Create Mapper and Reducer for Aggregate Dataset
Create a Pentaho Mapper Transformation
In this task you will create a Pentaho Mapper transformation. This transformation will be used to run a Pentaho MapReduce job on the Hadoop cluster. This transformation will consume a parsed, tab-delimited weblog record and construct intermediate data consisting of a key comprised of Client IP, Year, and Month and emitting a constant value of 1. The value denotes a single pageview for the key. The summing will be done by the Reducer – which we will develop next.
Start PDI on your desktop. Once it is running choose 'File' -> 'New' -> 'Transformation' from the menu system or click on the 'New file' icon on the toolbar and choose the 'Transformation' option.
Add a MapReduce Input Step: You are going to read data into the transformation from MapReduce, so expand the 'Big Data' section of the Design palette and drag a 'MapReduce Input' node onto the transformation canvas. Your transformation should look like:
Edit the MapReduce Input Step: Double-click on the 'MapReduce Input' node to edit its properties. Enter this information:
Key Field Type: Enter String
Value Field Type: Enter String
When you are done your 'MapReduce Input' window should look like this:
Click 'OK' to close the window.
Add a Split Fields Step: You need to split the incoming records on tab to get the individual fields in the record, so expand the 'Transform' section of the Design palette and drag a 'Split Fields' node onto the transformation canvas. Your transformation should look like:
Connect the Input and Split Fields Steps: Hover the mouse over the 'MapReduce Input' node and a tooltip will appear.
Click on the output connector (the green arrow pointing to the right) and drag a connector arrow to the 'Split Fields' node. Your canvas should look like this:
Edit the Split Fields Step: Double-click on the 'Split Fields' node to edit its properties. Enter this information:
Field to split: Select 'value'
Delimiter: Enter '$[09]' 09 is the hexadecimal representation of the ASCII tab character.
Fields: The field list will be the following of with 'Type' set to 'String'
client_ip
full_request_date
day
month
month_num
year
hour
minute
second
timezone
http_verb
uri
http_status_code
bytes_returned
referrer
user_agent
When you are done your 'MapReduce Input' window should look like this:
Click 'OK' to close the window.
Add a User Defined Java Expression Step: You need to concatenate the client_ip, year, and month together to create the key field, so expand the 'Scripting' section of the Design palette and drag a 'User Defined Java Expression' node onto the transformation canvas. Your transformation should look like:
Connect the Split Fields and User Defined Java Expression Steps: Hover the mouse over the 'Split Fields' node and a tooltip will appear. Click on the output connector (the green arrow pointing to the right) and drag a connector arrow to the 'User Defined Java Expression' node. Your canvas should look like this:
Edit the User Defined Java Expression Step: Double-click on the 'User Defined Java Expression' node to edit its properties. Do the following:
Create a new field 'new_key' with Type 'String' and the following Java expression:
client_ip + '\t' + year + '\t' + month_numNote the characters between the '' are tabs.
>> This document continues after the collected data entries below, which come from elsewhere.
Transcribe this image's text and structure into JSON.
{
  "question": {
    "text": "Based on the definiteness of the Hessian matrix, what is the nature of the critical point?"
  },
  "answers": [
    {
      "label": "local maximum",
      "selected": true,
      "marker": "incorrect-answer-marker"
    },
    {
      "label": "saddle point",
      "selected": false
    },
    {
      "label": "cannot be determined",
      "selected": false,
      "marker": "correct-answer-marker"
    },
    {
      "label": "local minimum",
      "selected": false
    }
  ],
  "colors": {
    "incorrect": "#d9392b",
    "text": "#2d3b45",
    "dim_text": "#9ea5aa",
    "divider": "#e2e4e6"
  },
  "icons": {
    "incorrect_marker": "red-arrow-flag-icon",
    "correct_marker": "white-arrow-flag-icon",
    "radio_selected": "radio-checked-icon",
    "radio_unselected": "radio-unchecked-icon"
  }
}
You will have to copy and paste tab characters into the Java Expression.
Create a new field 'new_value' with Type 'Integer' and the Java expression '1'.
When you are done your window should look like:
Click 'OK' to close the window.
Add a MapReduce Output Step: You need to write the new key and new value to the output, so expand the 'Big Data' section of the Design palette and drag a 'MapReduce Output' node onto the transformation canvas. Your transformation should look like:
Connect the Java Expression and Output Steps: Hover the mouse over the 'User Defined Java Expression' node and a tooltip will appear. Click on the output connector (the green arrow pointing to the right) and drag a connector arrow to the 'MapReduce Output' node. Your canvas should look like this:
Edit the Output Step: Double-click on the 'MapReduce Output' node to edit its properties. Enter the following information:
Key field: Select 'new_key'
Value field: Select 'new_value'
When you are done your window should look like:
Click 'OK' to close the window.
Save the Transformation: Choose 'File' -> 'Save as...' from the menu system. Save the transformation as 'aggregate_mapper.ktr' into a folder of your choice.